ECLI:NL:RBDHA:2025:3267
Rechtbank Den Haag
- Voorlopige voorziening+bodemzaak
- Rechtspraak.nl
Beoordeling van asielaanvraag en voorlopige voorziening in het kader van Dublinverordening
In deze uitspraak beoordeelt de Rechtbank Den Haag het beroep van eiser tegen het niet in behandeling nemen van zijn aanvraag voor een verblijfsvergunning asiel voor bepaalde tijd. De voorzieningenrechter behandelt tevens het verzoek om een voorlopige voorziening van eiser. De minister van Asiel en Migratie heeft de aanvraag met het bestreden besluit van 22 januari 2025 niet in behandeling genomen, omdat Duitsland verantwoordelijk is voor de aanvraag. Eiser, die stelt de Syrische nationaliteit te hebben, is het niet eens met dit besluit en voert aan dat hij bij terugkeer naar Duitsland vreest voor een schending van zijn rechten onder artikel 3 van het EVRM en artikel 4 van het Handvest van de grondrechten van de Europese Unie. Hij verwijst naar eerdere negatieve ervaringen in Duitsland en naar het AIDA-rapport over opvangproblemen in dat land.

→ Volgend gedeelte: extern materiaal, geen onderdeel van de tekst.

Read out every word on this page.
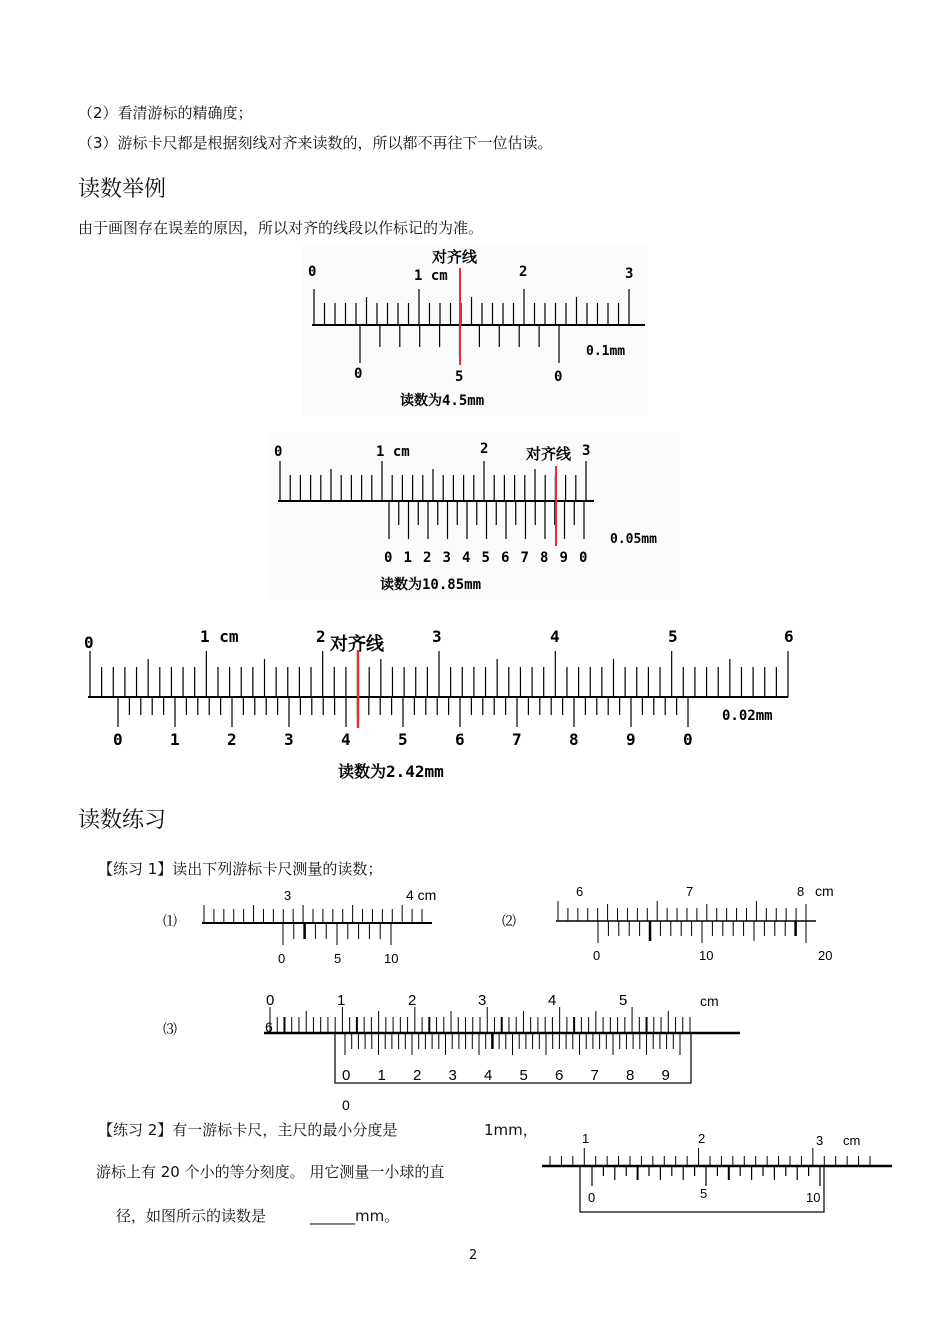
（2）看清游标的精确度；
（3）游标卡尺都是根据刻线对齐来读数的，所以都不再往下一位估读。
读数举例
由于画图存在误差的原因，所以对齐的线段以作标记的为准。
对齐线
0	1 cm	2	3
0	5	0
0.1mm
读数为4.5mm
对齐线
0	1 cm	2	3
0 1 2 3 4 5 6 7 8 9 0
0.05mm
读数为10.85mm
对齐线
0	1 cm	2	3	4	5	6
0	1	2	3	4	5	6	7	8	9	0
0.02mm
读数为2.42mm
读数练习
【练习 1】读出下列游标卡尺测量的读数；
⑴
3	4 cm
0	5	10
⑵
6	7	8 cm
0	10	20
⑶
0	1	2	3	4	5	cm
6
0 1 2 3 4 5 6 7 8 9
0
【练习 2】有一游标卡尺，主尺的最小分度是	1mm，
游标上有 20 个小的等分刻度。 用它测量一小球的直
径，如图所示的读数是	______mm。
1	2	3 cm
0	5	10
2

De rechtbank overweegt dat eiser niet aannemelijk heeft gemaakt dat van het interstatelijk vertrouwensbeginsel moet worden afgeweken. De rechtbank stelt vast dat Duitsland partij is bij het EVRM en dat er geen structurele tekortkomingen zijn aangetoond die een reëel risico voor eiser zouden vormen. De rechtbank concludeert dat de beroepsgronden van eiser niet slagen en verklaart het beroep kennelijk ongegrond. Het verzoek om een voorlopige voorziening wordt niet-ontvankelijk verklaard. Eiser krijgt geen vergoeding van zijn proceskosten. De uitspraak is gedaan door mr. C.I.H. Kerstens-Fockens, in aanwezigheid van griffier V. Nooteboom.